You guys are in the middle of a pretty extensive tour. How do you keep the energy up when you are on the road for 4 months?
I'm already out of energy. One week into this. I want to go to sleep.
How did you hook up with some of the Kayo Dot tribe for this album?
We've known various members of Kayo Dot for many years. The chance to work with them came up while in the studio and it seemed like a good idea. They're extremely talented and did a great job on that song.
What inspired you guys to come to the realization that screaming is "boring"?
I've been doing it for more than ten years. It's not challenging for me. The easy thing to do is scream a mess of shit, call myself a singer, bullshit myself and everyone else. I don't have any interest in doing that. I want to use my voice as an instrument, not just something to do so I can be in a band. Anyone can scream. Fuck anyone.
On Hell Songs, the songs are longer and the compositions less chaotic. Is this just "growing up" or growing into your own sound?

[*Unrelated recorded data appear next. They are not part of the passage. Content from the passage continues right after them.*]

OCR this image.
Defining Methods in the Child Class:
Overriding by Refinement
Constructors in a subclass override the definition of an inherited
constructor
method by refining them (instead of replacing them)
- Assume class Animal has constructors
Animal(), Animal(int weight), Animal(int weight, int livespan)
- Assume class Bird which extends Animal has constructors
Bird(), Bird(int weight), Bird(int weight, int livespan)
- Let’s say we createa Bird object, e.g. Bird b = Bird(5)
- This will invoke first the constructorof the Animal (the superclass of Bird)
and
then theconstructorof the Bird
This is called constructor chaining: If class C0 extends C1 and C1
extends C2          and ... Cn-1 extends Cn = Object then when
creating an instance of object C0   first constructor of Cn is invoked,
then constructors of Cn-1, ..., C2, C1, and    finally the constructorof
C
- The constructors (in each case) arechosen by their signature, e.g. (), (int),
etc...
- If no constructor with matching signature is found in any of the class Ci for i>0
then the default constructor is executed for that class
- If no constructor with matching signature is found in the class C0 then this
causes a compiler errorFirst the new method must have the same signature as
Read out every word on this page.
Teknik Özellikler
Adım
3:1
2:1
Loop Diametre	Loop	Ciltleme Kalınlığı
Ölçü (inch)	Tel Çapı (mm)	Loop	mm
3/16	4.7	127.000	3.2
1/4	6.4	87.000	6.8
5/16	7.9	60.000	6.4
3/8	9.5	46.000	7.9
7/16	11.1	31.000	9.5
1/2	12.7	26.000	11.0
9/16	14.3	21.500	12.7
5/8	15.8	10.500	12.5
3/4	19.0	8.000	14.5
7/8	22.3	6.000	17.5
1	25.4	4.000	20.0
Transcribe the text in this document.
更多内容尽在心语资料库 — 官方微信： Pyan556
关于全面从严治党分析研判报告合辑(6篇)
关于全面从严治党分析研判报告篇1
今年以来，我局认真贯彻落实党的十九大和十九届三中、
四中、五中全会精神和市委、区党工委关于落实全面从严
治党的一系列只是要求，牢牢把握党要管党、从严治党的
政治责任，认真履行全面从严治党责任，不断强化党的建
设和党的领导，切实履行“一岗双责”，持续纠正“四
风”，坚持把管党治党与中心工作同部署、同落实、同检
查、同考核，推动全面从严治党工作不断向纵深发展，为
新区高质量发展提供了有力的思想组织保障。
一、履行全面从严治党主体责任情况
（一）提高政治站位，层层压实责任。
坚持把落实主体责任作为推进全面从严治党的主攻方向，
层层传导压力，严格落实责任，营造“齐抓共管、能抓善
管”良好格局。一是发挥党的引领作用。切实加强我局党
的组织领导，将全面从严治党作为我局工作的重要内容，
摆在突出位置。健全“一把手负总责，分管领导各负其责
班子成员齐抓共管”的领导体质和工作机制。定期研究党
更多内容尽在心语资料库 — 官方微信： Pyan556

I wouldn't say less chaotic. This record has been composed in a fashion that is both interesting and different from all the other bullshit that is poisoning people's lives. Nothing was toned down or sacrificed. These are real songs, not thirty seconds of crap for dim-witted fucks to bang their heads to, not that we don't promote that in the same breathe... the head banging part.
Were you conflicted at all about your exclusive t-shirt design in Hot Topic?
No. Why should we? This is our band and we will do whatever we want to do with it. We love mall goths.
Punk and hardcore seem to becoming more and more mainstream and even accepted by kids and parents. Is the danger of the scene dead?
You're asking the wrong person. It doesn't matter if hip assholes or moms enjoy what we create. It shouldn't be about some exclusive club where you get a decoder ring and are taught some secret handshake. Fuck scene politics and the like. That is not why we do this.
There was internet buzz when the first single was revealed on-line. most people seemed to enjoy the music but seemed split 50 / 50 on the new vocal style. Is that something you guys care about, or is this the direction you want to take regardless of what past fans think?
When we start caring what people want to hear is when we stop caring about what we want to hear.